- Born: 15 December 1918
- Died: 14 September 1972 (aged 53)
- Other names: Oged Macaulay
- Occupation: politician
- Father: Herbert Macaulay

= Oliver Ogedengbe Macaulay =

Nigerian politician (1918–1972)

Oliver Ogedengbe Macaulay (15 December 1918 – 14 September 1972), alias Oged Macaulay was a Nigerian politician, archivist, journalist, public
relations consultant, and private secretary to Oba Adeyinka Oyekan. He was the son of Herbert Macaulay.

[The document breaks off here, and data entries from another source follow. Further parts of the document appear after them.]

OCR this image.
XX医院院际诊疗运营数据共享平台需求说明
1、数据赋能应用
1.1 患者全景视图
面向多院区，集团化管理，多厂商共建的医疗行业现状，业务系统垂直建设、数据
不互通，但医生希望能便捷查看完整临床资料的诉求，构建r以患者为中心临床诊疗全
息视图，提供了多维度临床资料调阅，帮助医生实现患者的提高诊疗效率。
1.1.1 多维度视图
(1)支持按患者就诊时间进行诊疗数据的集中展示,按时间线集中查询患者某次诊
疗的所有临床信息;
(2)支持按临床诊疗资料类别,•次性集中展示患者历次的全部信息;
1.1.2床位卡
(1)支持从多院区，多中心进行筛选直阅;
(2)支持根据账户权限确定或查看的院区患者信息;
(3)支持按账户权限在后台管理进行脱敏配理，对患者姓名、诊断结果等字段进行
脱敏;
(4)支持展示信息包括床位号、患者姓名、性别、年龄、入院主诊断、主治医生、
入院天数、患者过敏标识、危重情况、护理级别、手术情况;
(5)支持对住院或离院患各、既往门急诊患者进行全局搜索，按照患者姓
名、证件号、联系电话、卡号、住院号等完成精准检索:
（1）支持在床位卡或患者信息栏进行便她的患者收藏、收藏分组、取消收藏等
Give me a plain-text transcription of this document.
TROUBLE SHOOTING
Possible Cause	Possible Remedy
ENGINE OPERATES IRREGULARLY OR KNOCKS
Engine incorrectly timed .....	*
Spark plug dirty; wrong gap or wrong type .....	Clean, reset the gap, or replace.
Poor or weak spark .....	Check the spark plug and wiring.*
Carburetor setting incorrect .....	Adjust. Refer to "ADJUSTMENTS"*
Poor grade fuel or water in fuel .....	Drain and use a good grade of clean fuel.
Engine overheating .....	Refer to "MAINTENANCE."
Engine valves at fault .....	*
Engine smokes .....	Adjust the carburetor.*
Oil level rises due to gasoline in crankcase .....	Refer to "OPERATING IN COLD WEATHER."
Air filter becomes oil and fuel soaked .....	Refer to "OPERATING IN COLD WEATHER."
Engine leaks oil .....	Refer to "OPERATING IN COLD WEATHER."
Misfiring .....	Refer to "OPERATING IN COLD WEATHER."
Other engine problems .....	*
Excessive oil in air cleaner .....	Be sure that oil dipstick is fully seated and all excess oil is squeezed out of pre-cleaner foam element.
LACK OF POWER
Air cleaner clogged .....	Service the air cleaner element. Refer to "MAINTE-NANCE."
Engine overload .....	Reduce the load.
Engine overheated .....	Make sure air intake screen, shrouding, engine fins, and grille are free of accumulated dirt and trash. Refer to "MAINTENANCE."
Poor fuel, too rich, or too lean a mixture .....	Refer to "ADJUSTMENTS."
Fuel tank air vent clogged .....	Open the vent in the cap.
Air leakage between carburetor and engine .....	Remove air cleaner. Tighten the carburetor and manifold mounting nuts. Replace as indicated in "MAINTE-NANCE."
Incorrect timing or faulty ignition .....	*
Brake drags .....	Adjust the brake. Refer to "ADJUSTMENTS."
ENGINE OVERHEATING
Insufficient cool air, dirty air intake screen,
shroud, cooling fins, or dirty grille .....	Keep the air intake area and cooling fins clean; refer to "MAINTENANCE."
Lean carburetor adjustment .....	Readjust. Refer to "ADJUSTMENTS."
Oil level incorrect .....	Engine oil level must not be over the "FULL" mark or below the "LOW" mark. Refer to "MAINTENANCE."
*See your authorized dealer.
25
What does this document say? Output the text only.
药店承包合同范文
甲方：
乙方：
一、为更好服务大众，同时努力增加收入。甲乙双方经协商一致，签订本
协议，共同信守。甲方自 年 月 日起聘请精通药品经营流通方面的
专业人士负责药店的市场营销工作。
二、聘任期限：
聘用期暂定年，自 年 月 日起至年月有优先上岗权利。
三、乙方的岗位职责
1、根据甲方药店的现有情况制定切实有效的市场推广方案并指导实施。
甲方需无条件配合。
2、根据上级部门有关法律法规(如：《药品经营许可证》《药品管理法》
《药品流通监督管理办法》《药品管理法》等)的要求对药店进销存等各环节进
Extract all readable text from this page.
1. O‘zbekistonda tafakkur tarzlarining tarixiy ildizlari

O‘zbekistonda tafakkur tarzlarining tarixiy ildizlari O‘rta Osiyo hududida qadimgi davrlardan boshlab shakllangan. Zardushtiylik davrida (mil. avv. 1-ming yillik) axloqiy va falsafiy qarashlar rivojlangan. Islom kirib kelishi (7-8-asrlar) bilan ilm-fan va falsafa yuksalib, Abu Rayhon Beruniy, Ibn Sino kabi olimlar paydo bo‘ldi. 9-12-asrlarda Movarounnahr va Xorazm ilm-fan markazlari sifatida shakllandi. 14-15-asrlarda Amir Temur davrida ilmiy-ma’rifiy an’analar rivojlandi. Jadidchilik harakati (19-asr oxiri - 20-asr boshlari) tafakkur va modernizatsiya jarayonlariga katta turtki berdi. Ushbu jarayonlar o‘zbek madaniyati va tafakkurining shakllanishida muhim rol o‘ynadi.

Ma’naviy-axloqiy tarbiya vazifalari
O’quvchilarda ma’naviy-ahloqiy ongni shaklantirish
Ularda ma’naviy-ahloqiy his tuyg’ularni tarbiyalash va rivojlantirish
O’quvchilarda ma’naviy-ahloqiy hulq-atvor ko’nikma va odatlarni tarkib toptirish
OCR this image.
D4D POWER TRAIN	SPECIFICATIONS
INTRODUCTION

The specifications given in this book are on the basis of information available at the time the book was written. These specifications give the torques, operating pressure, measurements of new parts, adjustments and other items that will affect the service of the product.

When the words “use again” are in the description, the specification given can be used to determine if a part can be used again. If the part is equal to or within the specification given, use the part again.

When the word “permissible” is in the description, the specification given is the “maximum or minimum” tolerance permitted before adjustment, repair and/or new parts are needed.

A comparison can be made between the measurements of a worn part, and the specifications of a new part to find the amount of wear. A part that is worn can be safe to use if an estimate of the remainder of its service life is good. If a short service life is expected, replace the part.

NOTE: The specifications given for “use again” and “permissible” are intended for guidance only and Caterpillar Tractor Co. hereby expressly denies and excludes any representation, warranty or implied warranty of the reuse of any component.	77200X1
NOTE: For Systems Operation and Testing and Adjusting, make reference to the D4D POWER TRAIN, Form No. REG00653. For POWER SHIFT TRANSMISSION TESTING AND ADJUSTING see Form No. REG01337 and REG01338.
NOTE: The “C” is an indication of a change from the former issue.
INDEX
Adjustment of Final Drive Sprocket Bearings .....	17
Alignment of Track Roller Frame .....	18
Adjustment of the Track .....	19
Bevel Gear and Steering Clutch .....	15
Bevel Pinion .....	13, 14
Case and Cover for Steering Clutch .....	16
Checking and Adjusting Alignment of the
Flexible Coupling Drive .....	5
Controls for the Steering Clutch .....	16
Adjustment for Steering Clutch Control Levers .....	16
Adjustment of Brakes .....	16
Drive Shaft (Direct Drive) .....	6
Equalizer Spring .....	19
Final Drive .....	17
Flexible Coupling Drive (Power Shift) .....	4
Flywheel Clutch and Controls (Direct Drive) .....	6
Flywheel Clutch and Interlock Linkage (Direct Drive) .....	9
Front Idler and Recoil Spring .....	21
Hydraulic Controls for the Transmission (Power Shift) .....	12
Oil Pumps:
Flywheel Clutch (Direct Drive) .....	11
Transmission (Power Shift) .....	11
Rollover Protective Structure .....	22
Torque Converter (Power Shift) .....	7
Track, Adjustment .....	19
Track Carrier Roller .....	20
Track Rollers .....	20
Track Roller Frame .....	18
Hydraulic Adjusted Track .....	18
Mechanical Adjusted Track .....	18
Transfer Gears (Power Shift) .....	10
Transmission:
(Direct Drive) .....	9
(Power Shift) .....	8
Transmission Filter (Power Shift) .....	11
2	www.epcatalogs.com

==Early life and education==
Oged Macaulay was born on 15 December 1918. However, not much is known about Oged's mother, who was possibly Isabella Macaulay, a princess of Akure, since it is unclear whether his father, Herbert Macaulay, remarried after losing his wife, Caroline Pratt in 1899. Oged was an alumnus of CMS Grammar School, Lagos.

==Career==
Oged was a journalist whose articles appeared in the West African Pilot. He also served as Assistant Secretary of the NCNC, a political party that was founded by his father, Herbert Macaulay. Oged was a part of the Zikist Movement within the NCNC which sought a more radical nationalist position than the larger NCNC. On 27 October 1948, Osita Agwuna, Deputy President of the Zikist Movement, delivered a speech titled "A Call for Revolution" in which calls were made for not paying taxes, civil disobedience, and a boycott of British goods. The British colonial government tried the Zikists for sedition and Oged served a year in prison.

==Oged Collection at the University of Ibadan==
Oged Macaulay's private archive (The Oged Collection) at the University of Ibadan complements his father's Macaulay Papers at the Africana Section of the University of Ibadan Library. The Oged Collection sheds light on Herbert Macaulay's roots and descendants. It also provides an overview of party politics after Herbert Macaulay's death and includes papers on many land disputes in Lagos, border disputes in Oshogun, family history of Lagos chiefs and celebrities. Various newspaper cuttings, personal diaries, and correspondence are included in the Oged Collection.